It was a similar situation with families who were exposed to asbestos years ago from the Railroad, Construction & other similar industries.
On average, California cancer rates are the same as the rest of the US average for children under 20 – however, in counties like Napa and other agriculture- focused areas, the average goes between 18-23 per 100,000.
Learning Disorders Rise Near Farming
Three fumigants- metam sodium, chloropicrin and dichloropropene are commonly found near schools and have no cumulative exposure testing. Also – a large amount of the children with this exposure at school are Latino.
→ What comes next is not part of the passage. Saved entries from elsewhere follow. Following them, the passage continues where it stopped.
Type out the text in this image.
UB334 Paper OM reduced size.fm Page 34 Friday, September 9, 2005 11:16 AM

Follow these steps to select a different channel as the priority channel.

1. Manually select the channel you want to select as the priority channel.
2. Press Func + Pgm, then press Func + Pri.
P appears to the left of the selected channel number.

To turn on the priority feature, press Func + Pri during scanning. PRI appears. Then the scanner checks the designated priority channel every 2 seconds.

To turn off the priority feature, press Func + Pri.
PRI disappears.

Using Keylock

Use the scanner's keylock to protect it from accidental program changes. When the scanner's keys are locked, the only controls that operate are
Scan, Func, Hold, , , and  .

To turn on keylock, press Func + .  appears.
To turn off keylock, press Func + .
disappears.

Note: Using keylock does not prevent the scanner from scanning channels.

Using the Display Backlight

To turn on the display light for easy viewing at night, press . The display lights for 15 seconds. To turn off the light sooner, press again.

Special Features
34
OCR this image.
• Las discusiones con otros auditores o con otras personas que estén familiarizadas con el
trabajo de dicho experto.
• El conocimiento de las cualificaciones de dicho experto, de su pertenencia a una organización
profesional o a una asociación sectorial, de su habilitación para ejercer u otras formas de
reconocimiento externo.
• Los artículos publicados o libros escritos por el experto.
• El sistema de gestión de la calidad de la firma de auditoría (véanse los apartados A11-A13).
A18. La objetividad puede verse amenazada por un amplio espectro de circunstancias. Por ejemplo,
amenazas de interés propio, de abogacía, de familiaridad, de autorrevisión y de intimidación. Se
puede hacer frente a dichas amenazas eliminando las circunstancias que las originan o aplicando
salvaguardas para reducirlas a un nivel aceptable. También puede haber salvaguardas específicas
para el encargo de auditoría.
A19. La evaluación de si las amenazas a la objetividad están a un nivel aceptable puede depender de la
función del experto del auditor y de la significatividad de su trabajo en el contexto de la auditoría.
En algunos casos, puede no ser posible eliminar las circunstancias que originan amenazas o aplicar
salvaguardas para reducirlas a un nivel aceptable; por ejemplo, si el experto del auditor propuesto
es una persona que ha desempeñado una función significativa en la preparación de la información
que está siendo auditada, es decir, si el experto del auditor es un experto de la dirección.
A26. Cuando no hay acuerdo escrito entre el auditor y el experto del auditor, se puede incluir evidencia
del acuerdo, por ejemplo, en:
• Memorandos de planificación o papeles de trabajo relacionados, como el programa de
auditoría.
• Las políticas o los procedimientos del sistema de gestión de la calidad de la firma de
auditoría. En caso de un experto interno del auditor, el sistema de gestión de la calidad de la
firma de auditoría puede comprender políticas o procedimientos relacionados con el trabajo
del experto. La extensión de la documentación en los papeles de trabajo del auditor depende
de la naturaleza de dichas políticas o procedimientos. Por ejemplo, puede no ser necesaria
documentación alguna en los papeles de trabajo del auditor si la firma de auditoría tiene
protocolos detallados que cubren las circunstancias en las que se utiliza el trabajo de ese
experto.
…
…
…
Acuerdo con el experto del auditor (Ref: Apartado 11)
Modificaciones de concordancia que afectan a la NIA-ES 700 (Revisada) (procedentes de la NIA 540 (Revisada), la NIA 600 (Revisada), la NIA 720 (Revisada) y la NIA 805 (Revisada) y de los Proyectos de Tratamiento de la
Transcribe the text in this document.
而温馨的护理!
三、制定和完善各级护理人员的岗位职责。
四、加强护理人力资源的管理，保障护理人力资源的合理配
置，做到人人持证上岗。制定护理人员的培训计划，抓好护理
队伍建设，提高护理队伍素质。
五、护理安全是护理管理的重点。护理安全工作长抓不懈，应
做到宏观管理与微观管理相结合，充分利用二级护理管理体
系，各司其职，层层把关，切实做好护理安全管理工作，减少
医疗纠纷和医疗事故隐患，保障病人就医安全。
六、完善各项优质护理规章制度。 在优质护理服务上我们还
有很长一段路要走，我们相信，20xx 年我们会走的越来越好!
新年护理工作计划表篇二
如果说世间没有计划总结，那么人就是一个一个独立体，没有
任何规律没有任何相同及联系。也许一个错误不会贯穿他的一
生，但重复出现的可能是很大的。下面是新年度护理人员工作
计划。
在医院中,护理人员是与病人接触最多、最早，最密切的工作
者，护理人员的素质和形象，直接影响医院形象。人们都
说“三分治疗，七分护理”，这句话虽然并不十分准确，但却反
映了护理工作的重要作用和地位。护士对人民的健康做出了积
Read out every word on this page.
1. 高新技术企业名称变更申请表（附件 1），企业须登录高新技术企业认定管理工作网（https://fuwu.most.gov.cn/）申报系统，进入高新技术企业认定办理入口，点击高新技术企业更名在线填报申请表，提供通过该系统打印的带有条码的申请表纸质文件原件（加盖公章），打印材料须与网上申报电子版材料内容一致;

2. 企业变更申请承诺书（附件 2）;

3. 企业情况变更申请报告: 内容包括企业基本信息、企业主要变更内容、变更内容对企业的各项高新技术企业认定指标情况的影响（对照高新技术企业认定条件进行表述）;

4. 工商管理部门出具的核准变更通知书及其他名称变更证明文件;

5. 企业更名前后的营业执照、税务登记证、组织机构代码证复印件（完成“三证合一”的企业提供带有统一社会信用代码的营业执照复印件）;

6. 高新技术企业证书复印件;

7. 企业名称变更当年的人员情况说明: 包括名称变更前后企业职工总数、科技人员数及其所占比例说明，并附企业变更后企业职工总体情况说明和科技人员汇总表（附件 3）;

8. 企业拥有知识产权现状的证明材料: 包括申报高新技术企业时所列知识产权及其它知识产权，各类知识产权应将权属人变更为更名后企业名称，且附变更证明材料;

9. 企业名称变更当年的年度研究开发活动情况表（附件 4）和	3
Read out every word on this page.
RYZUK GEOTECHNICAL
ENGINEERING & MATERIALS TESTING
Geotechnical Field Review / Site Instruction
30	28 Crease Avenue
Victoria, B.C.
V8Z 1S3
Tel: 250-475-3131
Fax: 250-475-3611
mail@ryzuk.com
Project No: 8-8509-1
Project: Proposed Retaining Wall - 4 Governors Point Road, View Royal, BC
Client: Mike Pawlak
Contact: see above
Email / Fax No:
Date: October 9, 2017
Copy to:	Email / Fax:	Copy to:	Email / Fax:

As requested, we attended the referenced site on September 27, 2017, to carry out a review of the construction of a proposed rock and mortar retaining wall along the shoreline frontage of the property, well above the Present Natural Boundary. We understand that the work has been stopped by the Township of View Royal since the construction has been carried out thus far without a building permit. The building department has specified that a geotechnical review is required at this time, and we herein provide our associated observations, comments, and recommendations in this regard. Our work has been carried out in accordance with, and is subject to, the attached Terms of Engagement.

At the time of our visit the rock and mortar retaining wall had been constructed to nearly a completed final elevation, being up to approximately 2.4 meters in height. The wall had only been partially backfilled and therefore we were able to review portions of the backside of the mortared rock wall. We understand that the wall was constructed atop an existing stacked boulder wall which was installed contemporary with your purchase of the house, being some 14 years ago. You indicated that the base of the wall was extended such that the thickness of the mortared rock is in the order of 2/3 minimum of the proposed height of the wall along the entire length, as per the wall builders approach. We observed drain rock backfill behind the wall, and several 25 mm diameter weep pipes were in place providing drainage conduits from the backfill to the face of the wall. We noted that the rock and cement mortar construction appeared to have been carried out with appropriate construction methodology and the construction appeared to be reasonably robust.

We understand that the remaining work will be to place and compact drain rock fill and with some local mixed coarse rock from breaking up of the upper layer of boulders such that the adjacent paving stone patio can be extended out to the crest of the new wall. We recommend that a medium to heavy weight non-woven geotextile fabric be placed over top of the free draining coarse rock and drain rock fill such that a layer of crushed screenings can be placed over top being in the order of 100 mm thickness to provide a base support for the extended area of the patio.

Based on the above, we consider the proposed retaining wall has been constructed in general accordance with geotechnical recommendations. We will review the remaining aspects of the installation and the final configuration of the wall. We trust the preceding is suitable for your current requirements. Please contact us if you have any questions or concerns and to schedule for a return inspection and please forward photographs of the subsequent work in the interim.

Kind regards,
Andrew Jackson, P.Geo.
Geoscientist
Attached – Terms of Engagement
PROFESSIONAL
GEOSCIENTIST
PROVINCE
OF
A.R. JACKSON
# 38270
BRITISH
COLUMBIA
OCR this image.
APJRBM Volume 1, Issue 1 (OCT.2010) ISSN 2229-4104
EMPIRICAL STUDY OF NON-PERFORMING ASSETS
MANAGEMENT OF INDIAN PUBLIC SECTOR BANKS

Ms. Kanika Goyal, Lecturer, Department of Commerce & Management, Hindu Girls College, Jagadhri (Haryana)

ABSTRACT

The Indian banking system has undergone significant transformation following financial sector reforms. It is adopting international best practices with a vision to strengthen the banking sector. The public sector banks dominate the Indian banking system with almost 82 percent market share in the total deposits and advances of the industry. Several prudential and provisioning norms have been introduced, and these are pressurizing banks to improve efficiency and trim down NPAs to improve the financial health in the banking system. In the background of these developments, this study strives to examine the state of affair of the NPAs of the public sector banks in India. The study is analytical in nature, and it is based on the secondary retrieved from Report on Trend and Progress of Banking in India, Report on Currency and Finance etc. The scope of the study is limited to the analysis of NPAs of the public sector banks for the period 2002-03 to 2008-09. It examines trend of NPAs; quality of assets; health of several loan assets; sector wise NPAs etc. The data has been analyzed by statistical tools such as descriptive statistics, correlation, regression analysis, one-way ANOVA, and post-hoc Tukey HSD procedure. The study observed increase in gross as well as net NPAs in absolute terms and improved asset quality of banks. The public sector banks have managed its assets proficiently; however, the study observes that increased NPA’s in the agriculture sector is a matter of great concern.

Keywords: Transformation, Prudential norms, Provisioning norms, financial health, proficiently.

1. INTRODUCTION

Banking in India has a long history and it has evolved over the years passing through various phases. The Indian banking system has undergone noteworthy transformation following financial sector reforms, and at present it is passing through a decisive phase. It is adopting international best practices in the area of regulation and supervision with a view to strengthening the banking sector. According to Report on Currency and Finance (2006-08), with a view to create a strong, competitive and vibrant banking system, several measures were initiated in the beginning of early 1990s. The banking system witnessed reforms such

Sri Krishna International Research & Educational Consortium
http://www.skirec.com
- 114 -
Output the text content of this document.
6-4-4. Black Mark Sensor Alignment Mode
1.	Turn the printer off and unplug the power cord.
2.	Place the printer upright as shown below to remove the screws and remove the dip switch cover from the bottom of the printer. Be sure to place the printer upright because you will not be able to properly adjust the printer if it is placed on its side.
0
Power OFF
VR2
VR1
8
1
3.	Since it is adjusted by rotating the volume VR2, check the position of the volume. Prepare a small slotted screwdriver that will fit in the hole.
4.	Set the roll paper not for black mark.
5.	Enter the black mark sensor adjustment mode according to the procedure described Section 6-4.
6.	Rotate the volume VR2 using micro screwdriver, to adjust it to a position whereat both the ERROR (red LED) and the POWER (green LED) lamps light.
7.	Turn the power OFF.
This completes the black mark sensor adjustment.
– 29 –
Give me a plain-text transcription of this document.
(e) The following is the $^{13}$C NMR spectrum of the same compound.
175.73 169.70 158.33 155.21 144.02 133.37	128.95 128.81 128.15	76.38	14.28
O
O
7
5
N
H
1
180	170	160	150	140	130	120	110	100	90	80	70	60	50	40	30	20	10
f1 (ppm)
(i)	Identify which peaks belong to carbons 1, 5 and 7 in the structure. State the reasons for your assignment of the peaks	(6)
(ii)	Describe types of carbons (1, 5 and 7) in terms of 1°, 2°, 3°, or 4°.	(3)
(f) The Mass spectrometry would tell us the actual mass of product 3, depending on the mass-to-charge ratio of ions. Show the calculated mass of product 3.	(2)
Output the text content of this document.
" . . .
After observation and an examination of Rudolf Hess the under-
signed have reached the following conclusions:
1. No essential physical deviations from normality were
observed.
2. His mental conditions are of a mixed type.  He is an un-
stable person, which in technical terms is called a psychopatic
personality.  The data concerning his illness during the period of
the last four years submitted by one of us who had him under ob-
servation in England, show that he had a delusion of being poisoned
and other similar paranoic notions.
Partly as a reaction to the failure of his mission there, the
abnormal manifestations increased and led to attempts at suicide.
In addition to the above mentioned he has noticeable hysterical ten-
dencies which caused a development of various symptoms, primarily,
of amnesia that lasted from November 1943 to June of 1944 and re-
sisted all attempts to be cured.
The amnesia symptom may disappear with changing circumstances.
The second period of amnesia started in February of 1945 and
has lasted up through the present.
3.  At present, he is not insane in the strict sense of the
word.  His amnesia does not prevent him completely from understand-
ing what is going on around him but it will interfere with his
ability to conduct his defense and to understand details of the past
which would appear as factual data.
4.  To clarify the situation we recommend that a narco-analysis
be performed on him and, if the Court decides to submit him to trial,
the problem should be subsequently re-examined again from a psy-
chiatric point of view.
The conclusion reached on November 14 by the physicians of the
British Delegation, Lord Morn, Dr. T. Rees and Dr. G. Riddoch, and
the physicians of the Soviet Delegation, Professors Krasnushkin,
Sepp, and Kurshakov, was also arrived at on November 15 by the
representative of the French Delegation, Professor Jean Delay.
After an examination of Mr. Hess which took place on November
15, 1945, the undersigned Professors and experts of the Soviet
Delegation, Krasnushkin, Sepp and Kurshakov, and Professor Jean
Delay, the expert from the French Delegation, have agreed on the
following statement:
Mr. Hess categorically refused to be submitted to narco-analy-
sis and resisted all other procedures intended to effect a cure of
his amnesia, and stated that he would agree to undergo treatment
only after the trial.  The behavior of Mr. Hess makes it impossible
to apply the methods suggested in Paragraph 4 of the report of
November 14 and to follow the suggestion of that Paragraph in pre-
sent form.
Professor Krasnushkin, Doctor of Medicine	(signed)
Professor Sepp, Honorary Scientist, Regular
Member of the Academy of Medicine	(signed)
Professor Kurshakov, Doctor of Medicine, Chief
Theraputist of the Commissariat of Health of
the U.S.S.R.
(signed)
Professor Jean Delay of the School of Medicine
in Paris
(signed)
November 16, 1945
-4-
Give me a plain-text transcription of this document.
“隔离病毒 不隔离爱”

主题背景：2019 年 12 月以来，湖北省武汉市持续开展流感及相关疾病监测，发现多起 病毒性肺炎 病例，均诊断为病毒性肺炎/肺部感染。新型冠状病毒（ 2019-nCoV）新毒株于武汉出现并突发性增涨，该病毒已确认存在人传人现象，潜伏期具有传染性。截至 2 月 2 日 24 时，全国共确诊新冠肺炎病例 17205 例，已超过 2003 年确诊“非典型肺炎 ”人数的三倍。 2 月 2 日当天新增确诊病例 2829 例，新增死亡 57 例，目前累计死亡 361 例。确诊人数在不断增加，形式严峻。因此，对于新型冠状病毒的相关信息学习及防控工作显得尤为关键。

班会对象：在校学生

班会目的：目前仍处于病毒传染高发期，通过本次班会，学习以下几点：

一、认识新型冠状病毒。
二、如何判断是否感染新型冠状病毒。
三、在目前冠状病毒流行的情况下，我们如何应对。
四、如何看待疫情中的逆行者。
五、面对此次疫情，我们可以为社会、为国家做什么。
Organophosphates such as malathion, which has been banned in residential uses, is still widely used agriculturally, including strawberries – and low levels of the pesticide present means a 55% higher chance of a child having attention deficit hyperactivity disorder. Higher levels, such as those found in children of farmworkers and others, has been linked to neurological and behavioral disorders.
According to the Great Schools website – Watsonville, one of the cities responsible for half of the $2.5 billion strawberry industry in California, has a district rating of four, with many schools at 2 and 3. Nearby Aptos has four schools in the district, all rated 9 and with considerably less pesticide use in the area.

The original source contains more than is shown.